La solución, sugerida como extrema ratio para salvar los embriones abandonados a una muerte segura, tiene el mérito de tomar en serio el valor de la vida, si bien frágil, de los embriones y de aceptar con valentía el desafío de la crio-conservación buscando limitar los nefastos efectos de una situación desordenada. Sin embargo, el desorden dentro del cual discurre la razón ética marca profundamente las tentativas mismas de solución. En efecto, no se pueden silenciar los graves interrogantes que provoca está solución y, de modo particular, el temor a que esta singular adopción no logre substraerse a los criterios eficientistas y deshumanizantes que regulan la técnica de la reproducción artificial: ¿será posible excluir toda forma de selección, o evitar que se produzcan embriones en vista de la adopción? ¿Es imaginable una relación transparente entre los Centros que producen ilícitamente embriones y los Centros donde éstos serían y los Centros donde éstos serían lícitamente transferidos a madres adoptivas? ¿No se corre el riesgo de legitimar e incluso promover, inconsciente y paradójicamente, una nueva forma de cosificación y manipulación del embrión y, más en general, de la persona humana?

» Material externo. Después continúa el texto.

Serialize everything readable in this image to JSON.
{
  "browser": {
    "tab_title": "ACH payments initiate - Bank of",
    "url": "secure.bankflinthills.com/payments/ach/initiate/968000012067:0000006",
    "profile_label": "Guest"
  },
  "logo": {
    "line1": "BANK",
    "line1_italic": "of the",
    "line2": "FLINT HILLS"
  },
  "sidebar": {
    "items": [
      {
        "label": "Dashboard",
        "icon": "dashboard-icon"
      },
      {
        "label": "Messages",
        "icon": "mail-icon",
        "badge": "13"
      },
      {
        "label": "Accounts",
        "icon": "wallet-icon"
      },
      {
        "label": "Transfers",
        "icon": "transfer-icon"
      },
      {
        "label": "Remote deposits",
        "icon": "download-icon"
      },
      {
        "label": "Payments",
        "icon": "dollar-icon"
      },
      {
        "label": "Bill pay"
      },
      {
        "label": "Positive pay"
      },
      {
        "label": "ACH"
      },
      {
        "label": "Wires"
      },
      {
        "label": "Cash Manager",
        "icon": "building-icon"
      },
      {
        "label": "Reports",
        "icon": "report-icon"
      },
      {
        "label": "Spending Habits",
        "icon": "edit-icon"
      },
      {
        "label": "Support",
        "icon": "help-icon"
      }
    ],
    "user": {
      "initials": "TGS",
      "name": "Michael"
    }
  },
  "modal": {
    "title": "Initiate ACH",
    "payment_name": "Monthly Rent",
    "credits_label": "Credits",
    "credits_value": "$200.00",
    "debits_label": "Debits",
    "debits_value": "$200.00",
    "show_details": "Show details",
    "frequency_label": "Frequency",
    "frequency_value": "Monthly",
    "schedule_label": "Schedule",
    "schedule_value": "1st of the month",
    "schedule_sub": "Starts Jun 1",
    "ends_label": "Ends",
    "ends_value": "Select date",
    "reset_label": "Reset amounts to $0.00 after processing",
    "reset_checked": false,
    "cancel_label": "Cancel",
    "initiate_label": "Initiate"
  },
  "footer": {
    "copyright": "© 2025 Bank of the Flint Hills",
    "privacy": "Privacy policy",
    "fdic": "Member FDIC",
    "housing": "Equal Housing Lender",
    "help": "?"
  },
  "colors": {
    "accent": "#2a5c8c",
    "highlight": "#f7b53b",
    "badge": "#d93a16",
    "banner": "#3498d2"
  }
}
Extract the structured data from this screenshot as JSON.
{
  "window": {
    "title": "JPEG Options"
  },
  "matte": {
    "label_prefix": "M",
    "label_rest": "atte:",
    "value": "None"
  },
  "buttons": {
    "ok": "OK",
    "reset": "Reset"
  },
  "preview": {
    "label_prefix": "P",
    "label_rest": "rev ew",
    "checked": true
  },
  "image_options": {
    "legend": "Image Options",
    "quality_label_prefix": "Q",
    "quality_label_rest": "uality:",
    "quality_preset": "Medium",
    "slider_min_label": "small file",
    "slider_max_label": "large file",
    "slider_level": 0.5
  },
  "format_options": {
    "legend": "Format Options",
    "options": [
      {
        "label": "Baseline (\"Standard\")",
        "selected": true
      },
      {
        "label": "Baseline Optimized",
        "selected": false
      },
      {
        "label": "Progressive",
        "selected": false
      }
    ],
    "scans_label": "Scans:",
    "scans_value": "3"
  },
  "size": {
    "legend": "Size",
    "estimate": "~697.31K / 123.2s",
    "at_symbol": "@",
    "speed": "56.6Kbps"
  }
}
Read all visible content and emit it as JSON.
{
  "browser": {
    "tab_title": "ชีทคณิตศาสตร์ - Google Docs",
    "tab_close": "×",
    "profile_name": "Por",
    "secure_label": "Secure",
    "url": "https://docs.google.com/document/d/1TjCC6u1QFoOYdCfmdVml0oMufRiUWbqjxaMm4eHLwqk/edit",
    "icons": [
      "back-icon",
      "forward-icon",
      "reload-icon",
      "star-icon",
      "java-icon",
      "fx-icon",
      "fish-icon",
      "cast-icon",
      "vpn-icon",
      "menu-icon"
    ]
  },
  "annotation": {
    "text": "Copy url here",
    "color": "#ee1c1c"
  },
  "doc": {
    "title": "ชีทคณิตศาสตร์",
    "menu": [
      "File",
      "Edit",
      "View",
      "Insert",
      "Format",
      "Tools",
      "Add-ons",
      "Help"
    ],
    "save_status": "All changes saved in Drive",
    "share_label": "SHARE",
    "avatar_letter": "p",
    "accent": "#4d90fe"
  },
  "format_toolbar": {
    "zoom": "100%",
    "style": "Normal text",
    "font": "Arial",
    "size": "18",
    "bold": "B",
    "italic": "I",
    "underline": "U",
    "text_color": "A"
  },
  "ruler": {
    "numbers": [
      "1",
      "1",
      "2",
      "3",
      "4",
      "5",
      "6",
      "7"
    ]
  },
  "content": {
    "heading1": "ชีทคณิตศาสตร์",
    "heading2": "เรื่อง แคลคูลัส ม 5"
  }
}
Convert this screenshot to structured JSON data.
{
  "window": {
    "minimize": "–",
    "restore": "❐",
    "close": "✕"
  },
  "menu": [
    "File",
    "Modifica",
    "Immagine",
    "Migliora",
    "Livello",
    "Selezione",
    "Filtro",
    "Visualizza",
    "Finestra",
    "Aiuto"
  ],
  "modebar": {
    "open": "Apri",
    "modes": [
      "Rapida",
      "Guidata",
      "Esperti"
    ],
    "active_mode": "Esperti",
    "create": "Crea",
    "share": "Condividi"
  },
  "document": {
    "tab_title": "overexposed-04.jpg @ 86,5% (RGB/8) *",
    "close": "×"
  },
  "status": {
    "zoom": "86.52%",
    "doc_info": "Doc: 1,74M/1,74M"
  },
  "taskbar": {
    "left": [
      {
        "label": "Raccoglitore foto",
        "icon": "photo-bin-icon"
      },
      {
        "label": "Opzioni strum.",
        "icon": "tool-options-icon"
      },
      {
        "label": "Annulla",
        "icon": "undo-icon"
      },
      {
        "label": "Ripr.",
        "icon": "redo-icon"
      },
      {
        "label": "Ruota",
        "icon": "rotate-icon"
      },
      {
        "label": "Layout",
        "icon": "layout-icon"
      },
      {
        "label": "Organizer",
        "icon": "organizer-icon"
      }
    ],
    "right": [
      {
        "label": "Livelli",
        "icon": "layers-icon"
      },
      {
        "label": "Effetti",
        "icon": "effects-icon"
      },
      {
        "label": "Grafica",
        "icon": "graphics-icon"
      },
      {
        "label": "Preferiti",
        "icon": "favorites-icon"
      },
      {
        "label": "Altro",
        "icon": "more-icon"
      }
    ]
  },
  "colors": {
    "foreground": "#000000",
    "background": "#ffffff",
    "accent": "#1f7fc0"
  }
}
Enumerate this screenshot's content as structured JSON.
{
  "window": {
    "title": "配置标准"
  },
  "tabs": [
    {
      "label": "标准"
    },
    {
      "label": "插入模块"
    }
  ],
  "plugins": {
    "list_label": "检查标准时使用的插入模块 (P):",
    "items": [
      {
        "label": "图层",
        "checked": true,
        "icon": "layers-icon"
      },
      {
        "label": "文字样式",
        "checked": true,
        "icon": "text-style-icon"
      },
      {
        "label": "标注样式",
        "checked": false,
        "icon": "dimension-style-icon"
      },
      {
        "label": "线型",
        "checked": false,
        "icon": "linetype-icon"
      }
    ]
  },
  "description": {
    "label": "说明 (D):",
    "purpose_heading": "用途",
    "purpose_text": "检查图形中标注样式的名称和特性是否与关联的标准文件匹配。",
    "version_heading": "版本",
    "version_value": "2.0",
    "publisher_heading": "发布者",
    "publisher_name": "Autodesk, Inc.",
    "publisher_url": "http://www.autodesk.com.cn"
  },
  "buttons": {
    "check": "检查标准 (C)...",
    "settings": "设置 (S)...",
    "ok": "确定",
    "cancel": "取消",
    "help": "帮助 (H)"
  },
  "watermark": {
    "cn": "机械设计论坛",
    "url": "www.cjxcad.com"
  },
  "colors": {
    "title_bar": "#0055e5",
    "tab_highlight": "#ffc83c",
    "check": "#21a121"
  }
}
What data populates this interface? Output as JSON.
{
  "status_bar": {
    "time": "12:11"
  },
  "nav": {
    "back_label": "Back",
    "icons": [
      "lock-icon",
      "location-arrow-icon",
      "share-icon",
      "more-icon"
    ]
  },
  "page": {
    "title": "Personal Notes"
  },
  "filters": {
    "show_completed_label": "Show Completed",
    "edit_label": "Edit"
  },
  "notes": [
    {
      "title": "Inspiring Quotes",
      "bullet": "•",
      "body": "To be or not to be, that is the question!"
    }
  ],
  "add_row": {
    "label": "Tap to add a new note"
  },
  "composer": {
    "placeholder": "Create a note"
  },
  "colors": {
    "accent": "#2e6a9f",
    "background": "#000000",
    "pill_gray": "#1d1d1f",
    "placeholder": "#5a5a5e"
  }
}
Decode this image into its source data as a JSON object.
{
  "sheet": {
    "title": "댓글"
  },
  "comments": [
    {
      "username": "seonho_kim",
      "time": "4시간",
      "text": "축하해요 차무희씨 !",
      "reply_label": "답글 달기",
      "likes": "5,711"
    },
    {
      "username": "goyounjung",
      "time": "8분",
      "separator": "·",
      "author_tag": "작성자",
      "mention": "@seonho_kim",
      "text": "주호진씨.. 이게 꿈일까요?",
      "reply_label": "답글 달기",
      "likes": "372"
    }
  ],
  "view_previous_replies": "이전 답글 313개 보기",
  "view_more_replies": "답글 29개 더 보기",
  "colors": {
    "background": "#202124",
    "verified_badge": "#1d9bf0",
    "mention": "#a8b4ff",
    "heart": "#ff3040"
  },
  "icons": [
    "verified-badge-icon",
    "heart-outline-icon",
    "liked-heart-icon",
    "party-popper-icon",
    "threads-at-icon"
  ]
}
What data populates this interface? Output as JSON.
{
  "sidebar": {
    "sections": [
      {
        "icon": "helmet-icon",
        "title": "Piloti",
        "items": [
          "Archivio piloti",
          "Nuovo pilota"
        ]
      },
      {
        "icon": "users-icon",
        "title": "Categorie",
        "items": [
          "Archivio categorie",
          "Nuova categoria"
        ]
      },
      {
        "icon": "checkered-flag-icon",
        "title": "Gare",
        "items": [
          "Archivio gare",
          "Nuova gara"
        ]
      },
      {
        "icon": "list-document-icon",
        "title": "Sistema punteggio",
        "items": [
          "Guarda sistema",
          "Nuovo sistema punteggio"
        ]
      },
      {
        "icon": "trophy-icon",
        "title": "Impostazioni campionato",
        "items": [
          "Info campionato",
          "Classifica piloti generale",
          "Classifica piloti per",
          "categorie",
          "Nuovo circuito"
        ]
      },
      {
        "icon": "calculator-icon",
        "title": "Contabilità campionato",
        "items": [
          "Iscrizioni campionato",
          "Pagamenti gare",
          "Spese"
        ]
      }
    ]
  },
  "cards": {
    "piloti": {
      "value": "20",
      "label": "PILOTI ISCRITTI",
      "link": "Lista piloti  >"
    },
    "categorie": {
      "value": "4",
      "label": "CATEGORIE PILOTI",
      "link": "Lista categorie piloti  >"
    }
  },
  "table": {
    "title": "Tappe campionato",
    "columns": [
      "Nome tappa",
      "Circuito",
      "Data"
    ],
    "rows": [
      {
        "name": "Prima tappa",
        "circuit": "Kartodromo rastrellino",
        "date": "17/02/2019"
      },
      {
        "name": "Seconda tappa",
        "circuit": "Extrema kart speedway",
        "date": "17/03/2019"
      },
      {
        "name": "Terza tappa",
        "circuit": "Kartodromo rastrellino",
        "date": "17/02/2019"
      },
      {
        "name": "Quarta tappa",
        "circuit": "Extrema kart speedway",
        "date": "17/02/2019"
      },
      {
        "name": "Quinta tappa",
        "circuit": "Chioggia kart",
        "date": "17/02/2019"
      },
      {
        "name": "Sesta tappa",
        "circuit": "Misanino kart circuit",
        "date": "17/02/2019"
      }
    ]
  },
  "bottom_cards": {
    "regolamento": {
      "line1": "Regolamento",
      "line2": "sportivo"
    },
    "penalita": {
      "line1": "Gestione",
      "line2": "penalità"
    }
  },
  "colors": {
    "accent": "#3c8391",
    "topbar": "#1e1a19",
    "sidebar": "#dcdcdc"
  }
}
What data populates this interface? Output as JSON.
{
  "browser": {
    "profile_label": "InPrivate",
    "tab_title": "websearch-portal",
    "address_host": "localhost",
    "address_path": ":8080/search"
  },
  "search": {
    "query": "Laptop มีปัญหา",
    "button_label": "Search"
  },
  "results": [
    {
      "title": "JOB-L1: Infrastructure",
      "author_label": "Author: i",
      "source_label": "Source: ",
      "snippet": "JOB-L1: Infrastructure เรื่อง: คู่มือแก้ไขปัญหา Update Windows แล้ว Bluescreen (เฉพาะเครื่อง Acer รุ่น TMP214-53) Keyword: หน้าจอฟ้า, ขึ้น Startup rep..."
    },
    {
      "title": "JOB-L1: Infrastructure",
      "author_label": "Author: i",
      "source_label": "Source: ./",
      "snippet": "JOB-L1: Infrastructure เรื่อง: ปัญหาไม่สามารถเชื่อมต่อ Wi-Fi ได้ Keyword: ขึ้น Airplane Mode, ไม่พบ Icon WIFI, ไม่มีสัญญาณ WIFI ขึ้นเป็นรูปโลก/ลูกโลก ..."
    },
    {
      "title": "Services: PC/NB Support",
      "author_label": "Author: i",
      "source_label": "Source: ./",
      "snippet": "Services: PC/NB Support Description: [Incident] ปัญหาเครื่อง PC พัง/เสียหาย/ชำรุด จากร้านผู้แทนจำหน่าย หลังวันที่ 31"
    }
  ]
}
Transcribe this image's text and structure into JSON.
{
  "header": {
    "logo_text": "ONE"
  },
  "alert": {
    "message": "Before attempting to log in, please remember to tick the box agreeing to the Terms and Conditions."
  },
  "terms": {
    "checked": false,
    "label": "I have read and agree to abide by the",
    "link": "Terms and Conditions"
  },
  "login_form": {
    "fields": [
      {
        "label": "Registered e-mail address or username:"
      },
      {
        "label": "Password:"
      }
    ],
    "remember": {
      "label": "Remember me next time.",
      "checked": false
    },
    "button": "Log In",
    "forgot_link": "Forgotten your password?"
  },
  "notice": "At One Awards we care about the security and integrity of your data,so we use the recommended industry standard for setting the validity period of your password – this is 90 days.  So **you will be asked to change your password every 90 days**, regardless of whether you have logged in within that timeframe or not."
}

En el caso de los embriones congelados tenemos un ejemplo impresionante de los inextricables laberintos en los que se aprisiona una ciencia cuando se pone la servicio de intereses particulares y no del bien auténtico del hombre, únicamente al servicio del deseo y no de la razón. Por ello, frente al alcance de las cuestiones en juego -cuestiones de vida o de muerte- el pueblo cristiano siente con más fuerza que nunca la misión, que el Señor le confió, de anunciar el evangelio de la vida y se compromete, junto con todos los hombres de buena voluntad, a responder a las problemáticas emergentes con soluciones incluso audaces, pero siempre respetuosas de los valores de las personas y de sus derechos nativos, sobre todo cuando se trata de los derechos de los débiles y de los últimos’.